Firstly, it would be good if our slate won, or at least won some of the positions we’re running for. There are a small numbers of lefties involved in the committee at the moment and we hope to build on it. We want to move towards the organisation we want to see. Most of the motions submitted are worthy. There is a big constitutional review coming up – this happens every few years, as we look at the fitness of our structures for purpose. For example, we need a disciplinary policy so if someone does something really bad we have a way to exclude them. There is an amendment coming up as well saying that in the future people will have needed to be members for 40 days in order to vote, or 90 days before standing for election. I will be opposing that amendment because we should be encouraging people to get involved, rather than worrying about lefties wanting to come in!

What do you think about the Party’s stance on LGBT rights?

I think it is mostly good, and in fact they are ahead of LGBT Labour in their inclusion of intersex people in statements that have been made. In general the Party is supportive, and while there are limitations to them, it was life changing for LGBT people that when in government it introduced the Equality Act and Gender Recognition Act. CLPs will vary in representation and attitudes, but I believe in the leadership, John McDonnell and Jeremy Corbyn pushed to get the Gender Recognition Act as good as they could and to get others to support it, for example. In terms of the fuss over Corbyn’s comments on people ‘choosing’ to be lesbian or gay, it was clear that he meant people who are out. There’s a difference between being gay and acting on it and being out.

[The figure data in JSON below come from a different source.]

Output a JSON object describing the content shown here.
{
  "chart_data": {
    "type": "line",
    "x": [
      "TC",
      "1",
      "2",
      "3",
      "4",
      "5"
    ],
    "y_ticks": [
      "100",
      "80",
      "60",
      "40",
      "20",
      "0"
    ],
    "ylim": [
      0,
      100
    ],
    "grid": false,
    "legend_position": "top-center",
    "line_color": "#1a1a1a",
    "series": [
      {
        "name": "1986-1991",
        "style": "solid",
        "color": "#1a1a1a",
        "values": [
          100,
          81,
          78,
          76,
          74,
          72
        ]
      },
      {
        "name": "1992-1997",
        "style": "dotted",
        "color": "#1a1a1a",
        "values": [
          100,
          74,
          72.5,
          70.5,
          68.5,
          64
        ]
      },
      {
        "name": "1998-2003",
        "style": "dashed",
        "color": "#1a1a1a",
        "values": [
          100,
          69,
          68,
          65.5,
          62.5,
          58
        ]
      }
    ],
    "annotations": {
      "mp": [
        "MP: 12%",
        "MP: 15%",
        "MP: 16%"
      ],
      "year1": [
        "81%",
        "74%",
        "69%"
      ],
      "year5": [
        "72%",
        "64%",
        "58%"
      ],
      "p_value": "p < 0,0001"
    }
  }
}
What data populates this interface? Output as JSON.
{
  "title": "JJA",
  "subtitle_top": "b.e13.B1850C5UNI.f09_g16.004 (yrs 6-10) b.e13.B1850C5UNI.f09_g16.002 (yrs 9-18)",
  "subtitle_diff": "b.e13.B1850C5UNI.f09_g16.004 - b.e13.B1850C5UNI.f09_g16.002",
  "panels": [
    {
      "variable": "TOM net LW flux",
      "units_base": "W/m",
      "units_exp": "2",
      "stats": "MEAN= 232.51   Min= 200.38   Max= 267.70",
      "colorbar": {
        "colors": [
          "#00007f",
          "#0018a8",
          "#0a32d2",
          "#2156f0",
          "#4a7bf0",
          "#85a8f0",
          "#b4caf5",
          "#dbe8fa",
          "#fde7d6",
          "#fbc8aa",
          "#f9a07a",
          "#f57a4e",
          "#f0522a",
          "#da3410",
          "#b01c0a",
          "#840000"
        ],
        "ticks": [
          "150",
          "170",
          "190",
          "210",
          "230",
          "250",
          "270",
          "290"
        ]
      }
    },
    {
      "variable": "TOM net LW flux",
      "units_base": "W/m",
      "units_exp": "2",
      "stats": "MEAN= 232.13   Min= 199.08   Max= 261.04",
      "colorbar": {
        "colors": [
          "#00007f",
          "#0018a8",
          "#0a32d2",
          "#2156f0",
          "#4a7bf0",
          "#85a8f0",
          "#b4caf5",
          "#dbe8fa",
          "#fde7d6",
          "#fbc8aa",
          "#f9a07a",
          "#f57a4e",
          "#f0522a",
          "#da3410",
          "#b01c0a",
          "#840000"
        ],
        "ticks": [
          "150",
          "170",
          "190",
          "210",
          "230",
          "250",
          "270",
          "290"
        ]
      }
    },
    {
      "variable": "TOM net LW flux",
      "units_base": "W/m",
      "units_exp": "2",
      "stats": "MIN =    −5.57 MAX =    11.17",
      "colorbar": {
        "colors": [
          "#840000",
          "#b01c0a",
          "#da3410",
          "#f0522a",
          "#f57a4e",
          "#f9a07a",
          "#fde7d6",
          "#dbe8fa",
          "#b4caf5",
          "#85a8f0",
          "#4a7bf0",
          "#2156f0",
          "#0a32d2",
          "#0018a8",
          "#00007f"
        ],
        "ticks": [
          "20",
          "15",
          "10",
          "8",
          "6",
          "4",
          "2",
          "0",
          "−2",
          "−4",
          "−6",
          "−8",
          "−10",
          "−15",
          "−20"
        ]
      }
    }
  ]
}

What should the Labour left be doing?

We should be targeting organisations like LGBT Labour, not only to have more influence but also to mobilise people and create a movement. We should be involved in Party structures as well. Socialist societies like LGBT Labour have a member on the NEC. People need to hear our ideas. I’m worried that people who joined Momentum as they were fed up with the Labour Party may now be leaving Momentum as they can’t see what they can do within it. We should be engaging with people.